The examples below show a methodology for creating a (cross-platform) user-interface for a Matplotlib plot within an IPython notebook.
Based on the callbacks example from the IPython-in-depth tutorial from SciPy 2012.
The example demonstrates how to use a coroutine-based pipeline approach to processing from initial dataset to a subsetted, transformed, or otherwise filtered plot of the data. This pipeline is triggered every time the user ceases interacting with the plot, reselecting and synchronizing the data across all four plots.

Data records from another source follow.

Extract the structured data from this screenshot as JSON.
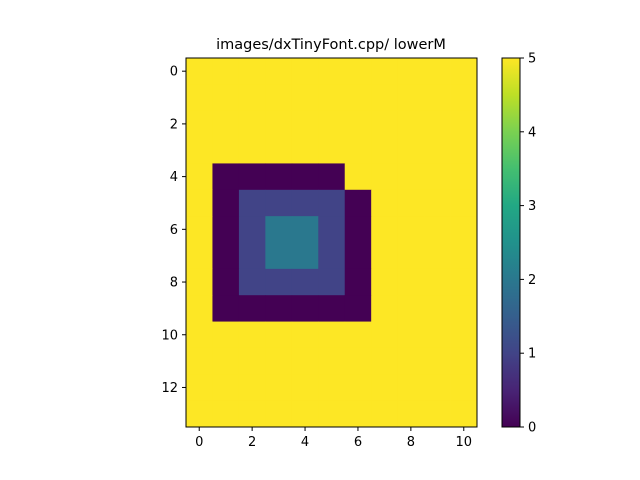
{
  "chart_data": {
    "type": "heatmap",
    "title": "images/dxTinyFont.cpp/ lowerM",
    "xlabel": "",
    "ylabel": "",
    "n_cols": 11,
    "n_rows": 14,
    "x_ticks": [
      0,
      2,
      4,
      6,
      8,
      10
    ],
    "y_ticks": [
      0,
      2,
      4,
      6,
      8,
      10,
      12
    ],
    "colorbar_ticks": [
      0,
      1,
      2,
      3,
      4,
      5
    ],
    "vmin": 0,
    "vmax": 5,
    "colormap": "viridis",
    "grid": false,
    "matrix": [
      [
        5,
        5,
        5,
        5,
        5,
        5,
        5,
        5,
        5,
        5,
        5
      ],
      [
        5,
        5,
        5,
        5,
        5,
        5,
        5,
        5,
        5,
        5,
        5
      ],
      [
        5,
        5,
        5,
        5,
        5,
        5,
        5,
        5,
        5,
        5,
        5
      ],
      [
        5,
        5,
        5,
        5,
        5,
        5,
        5,
        5,
        5,
        5,
        5
      ],
      [
        5,
        0,
        0,
        0,
        0,
        0,
        5,
        5,
        5,
        5,
        5
      ],
      [
        5,
        0,
        1,
        1,
        1,
        1,
        0,
        5,
        5,
        5,
        5
      ],
      [
        5,
        0,
        1,
        2,
        2,
        1,
        0,
        5,
        5,
        5,
        5
      ],
      [
        5,
        0,
        1,
        2,
        2,
        1,
        0,
        5,
        5,
        5,
        5
      ],
      [
        5,
        0,
        1,
        1,
        1,
        1,
        0,
        5,
        5,
        5,
        5
      ],
      [
        5,
        0,
        0,
        0,
        0,
        0,
        0,
        5,
        5,
        5,
        5
      ],
      [
        5,
        5,
        5,
        5,
        5,
        5,
        5,
        5,
        5,
        5,
        5
      ],
      [
        5,
        5,
        5,
        5,
        5,
        5,
        5,
        5,
        5,
        5,
        5
      ],
      [
        5,
        5,
        5,
        5,
        5,
        5,
        5,
        5,
        5,
        5,
        5
      ],
      [
        5,
        5,
        5,
        5,
        5,
        5,
        5,
        5,
        5,
        5,
        5
      ]
    ]
  }
}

The four-dimensional (space and time) nature of the data is a complicated visualization task, and the pipeline is an experiment in finding a good API for doing several things:
- concisely telling the data to represent itself on multiple axes
- making sure that if data appear on one plot, they are represented on all others
- making it possible to insert other data transformations, like a map projection
- respond to user interaction
The IPython notebook pipeline-ui demonstrates how to embed a jQuery-based user interface in an IPython notebook. Interaction with the plot or UI is indicated visually in both the UI and the plot.
Some knowledge of JavaScript is necessary to set up the bridge between Matplotlib and IPython. However, HTML/CSS/js layout tools are now quite mature, and make it easy for the scientist to sketch up an interface with non-specialist tools. IPython solves most of the hard parts of writing the cross-language bridge, too.
Refinements to both the data pipeline and the JavaScript/IPython UI bridge APIs are welcome.